# taz.de -- 75 Jahre Grundgesetz: Grundsätze für eine Welt im Wandel
       
       > Seit 1949 versucht das Grundgesetz allgemeingültige Regeln für ein
       > Zusammenleben zu formulieren. Eine Analyse der wichtigsten Kapitel.
       
 (IMG) Bild: Ein echtes Original: Eine Mitarbeiterin des Parlamentsarchivs zeigt Seiten des Grundgesetzes vom 23. Mai 1949
       
       Die Welt war eine andere, als das Grundgesetz 1949 entstand. Der Zweite
       Weltkrieg und die faschistische Naziherrschaft waren gerade erst Geschichte
       geworden. Deutschland lag noch in Trümmern. Die Gesellschaft dachte sehr
       traditionell. Es folgten: das Wirtschaftswunder, die Einbindung in Europa
       und in die die Nato, eine gesellschaftliche Liberalisierung, starke
       Zuwanderung, das Internet und die Klimakrise. Sehr vieles hat sich seit
       1949 sehr grundsätzlich verändert. Macht das Grundgesetz da noch die
       richtigen Vorgaben?
       
       Eine Verfassung soll jene Grundregeln des Staates enthalten, die auch einen
       Regierungswechsel überdauern. Deshalb kann das Grundgesetz nur mit
       Zweidrittelmehrheit in Bundestag und Bundesrat geändert werden. Das heißt:
       Mehrheit und Opposition müssen sich einig sein, dass eine Änderung
       erforderlich ist. Seit 1949 ist dies 67-mal erfolgt.
       
       Doch auch das Bundesverfassungsgericht kann das Grundgesetz modernisieren,
       indem es die oft vagen Normen neu interpretiert. Das ist kein
       Machtmissbrauch, sondern funktional. Schließlich stehen auch die mit
       Zweidrittelmehrheit gewählten Verfassungsrichter über dem politischen
       Alltagsgeschäft.
       
       In der Praxis geht es drunter und drüber, wie ein Blick auf die Entwicklung
       in elf wichtigen Politikfeldern im Grundgesetz zeigt. Mal wird [1][das
       Grundgesetz] fortschrittlicher, mal wird es konservativer. Mal agiert der
       Bundestag, mal das Verfassungsgericht. Es ist alles im Fluss.
       
       ## Datenschutz
       
       1949 spielte die elektronische Datenverarbeitung noch keine Rolle,
       dementsprechend gab es im Grundgesetz auch keine Vorgaben zum Datenschutz.

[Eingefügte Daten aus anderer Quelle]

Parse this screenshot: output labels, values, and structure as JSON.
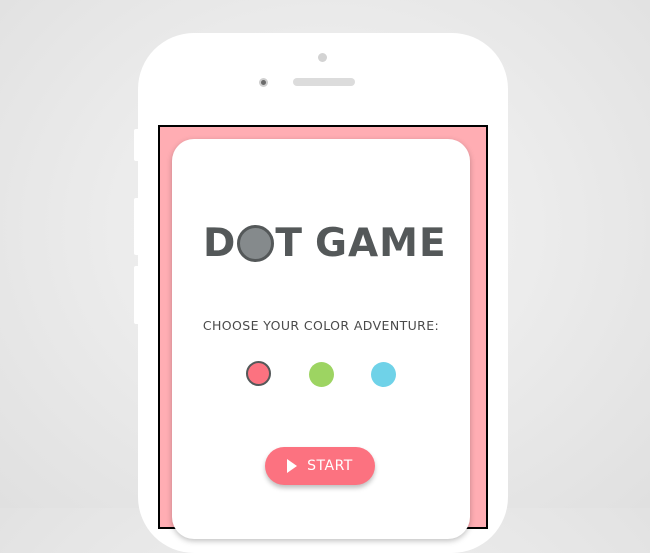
{
  "app": {
    "title_left": "D",
    "title_right": "T",
    "title_word2": "GAME"
  },
  "prompt": "CHOOSE YOUR COLOR ADVENTURE:",
  "colors": [
    {
      "name": "pink",
      "hex": "#fc7280",
      "selected": true
    },
    {
      "name": "green",
      "hex": "#9dd462",
      "selected": false
    },
    {
      "name": "blue",
      "hex": "#6fd2e8",
      "selected": false
    }
  ],
  "start_button": {
    "label": "START",
    "icon": "play-icon"
  },
  "theme": {
    "screen_bg": "#ffadb3",
    "title_color": "#545859",
    "title_dot_fill": "#858a8c"
  }
}
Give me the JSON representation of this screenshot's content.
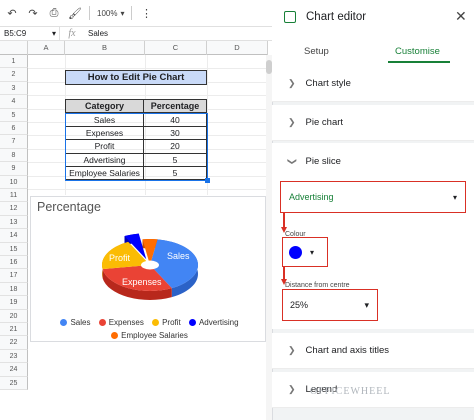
{
  "toolbar": {
    "zoom": "100%",
    "icons": [
      "undo-icon",
      "redo-icon",
      "print-icon",
      "paint-format-icon",
      "more-icon"
    ]
  },
  "formula_bar": {
    "name_box": "B5:C9",
    "fx": "fx",
    "value": "Sales"
  },
  "columns": [
    "A",
    "B",
    "C",
    "D"
  ],
  "rows": [
    "1",
    "2",
    "3",
    "4",
    "5",
    "6",
    "7",
    "8",
    "9",
    "10",
    "11",
    "12",
    "13",
    "14",
    "15",
    "16",
    "17",
    "18",
    "19",
    "20",
    "21",
    "22",
    "23",
    "24",
    "25"
  ],
  "sheet": {
    "title": "How to Edit Pie Chart",
    "headers": [
      "Category",
      "Percentage"
    ],
    "rows": [
      [
        "Sales",
        "40"
      ],
      [
        "Expenses",
        "30"
      ],
      [
        "Profit",
        "20"
      ],
      [
        "Advertising",
        "5"
      ],
      [
        "Employee Salaries",
        "5"
      ]
    ]
  },
  "chart": {
    "title": "Percentage",
    "slice_labels": {
      "sales": "Sales",
      "expenses": "Expenses",
      "profit": "Profit"
    },
    "legend": [
      "Sales",
      "Expenses",
      "Profit",
      "Advertising",
      "Employee Salaries"
    ],
    "colors": {
      "sales": "#4285f4",
      "expenses": "#ea4335",
      "profit": "#fbbc04",
      "advertising": "#0000ff",
      "salaries": "#ff6d01"
    }
  },
  "chart_data": {
    "type": "pie",
    "title": "Percentage",
    "categories": [
      "Sales",
      "Expenses",
      "Profit",
      "Advertising",
      "Employee Salaries"
    ],
    "values": [
      40,
      30,
      20,
      5,
      5
    ]
  },
  "editor": {
    "title": "Chart editor",
    "tabs": [
      "Setup",
      "Customise"
    ],
    "sections": [
      "Chart style",
      "Pie chart",
      "Pie slice",
      "Chart and axis titles",
      "Legend"
    ],
    "slice_select": "Advertising",
    "colour_label": "Colour",
    "colour_value": "#0000ff",
    "distance_label": "Distance from centre",
    "distance_value": "25%"
  },
  "watermark": "OFFICEWHEEL"
}
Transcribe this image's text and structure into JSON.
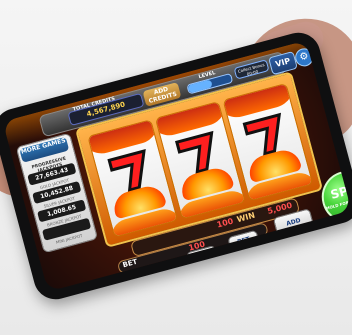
{
  "slot_ui": {
    "top": {
      "total_credits_label": "TOTAL CREDITS",
      "total_credits_value": "4,567,890",
      "add_credits_label": "ADD CREDITS",
      "level_label": "LEVEL",
      "level_progress": 0.55,
      "bonus_label": "Collect Bonus",
      "bonus_time": "00:00",
      "vip_label": "VIP",
      "settings_icon": "gear-icon"
    },
    "left_panel": {
      "more_games_label": "MORE GAMES",
      "progressive_label": "PROGRESSIVE JACKPOTS",
      "jackpots": [
        {
          "value": "27,663.43",
          "label": "GOLD JACKPOT"
        },
        {
          "value": "10,452.88",
          "label": "SILVER JACKPOT"
        },
        {
          "value": "1,008.65",
          "label": "BRONZE JACKPOT"
        },
        {
          "value": "",
          "label": "MINI JACKPOT"
        }
      ]
    },
    "win": {
      "win_value": "100",
      "win_label": "WIN",
      "win_amount": "5,000"
    },
    "bet": {
      "bet_label": "BET",
      "bet_value": "100"
    },
    "buttons": {
      "pays": "PAYS",
      "bet_less": "BET LESS",
      "bet_more": "BET MORE",
      "bet_max": "BET MAX",
      "add_credits": "ADD CREDITS",
      "spin": "SPIN",
      "spin_sub": "HOLD FOR AUTOSPIN"
    },
    "colors": {
      "accent_red": "#ff4f4f",
      "accent_gold": "#ffb34a",
      "spin_green": "#47d43a",
      "vip_blue": "#2c5ea5"
    }
  }
}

       Ohne dass das Grundgesetz geändert wurde, hat das Bundesverfassungsgericht
       1983 in seinem Urteil zur Volkszählung ein Grundrecht auf Datenschutz
       eingeführt. Offiziell heißt es „Recht auf informationelle
       Selbstbestimmung“. Die Erfassung, Speicherung und Verwendung persönlicher
       Daten erfordert seitdem stets eine gesetzliche Regelung. Diese Gesetze
       prüft das Bundesverfassungsgericht jeweils auf ihre Verhältnismäßigkeit und
       beanstandet sie oft. So verlangte das BVerfG 2006, dass eine präventive
       Rasterfahndung, bei der Datenbestände abgeglichen werden, nur bei einer
       konkreten Gefahr und nicht bei einer allgemeinen Bedrohungslage genutzt
       werden darf.
       
       ## 
       
       ## Demokratie
       
       Die Grundrechte auf Meinungs-, Presse- und Versammlungsfreiheit stehen seit
       1949 unverändert im Grundgesetz. Sie wurden aber durch die Rechtsprechung
       des Bundesverfassungsgerichts immer wichtiger. In unzähligen Entscheidungen
       hat Karlsruhe die Rechte von Außenseitern und Extremisten gegen
       unverhältnismäßige Eingriffe geschützt. So entschied das Gericht 1995, dass
       die Pazifisten-Parole „Soldaten sind Mörder“ grundsätzlich nicht bestraft
       werden darf.
       
       Im Staatsrecht stärkt das Bundesverfassungsgericht tendenziell das
       Parlament gegen die Regierung und die Opposition gegen die Mehrheit, um
       Offenheit und Transparenz des politischen Prozesses zu sichern.
       
       ## Einwanderung
       
       „Alle Staatsgewalt geht vom Volke aus“, heißt es seit 1949 in Artikel 20.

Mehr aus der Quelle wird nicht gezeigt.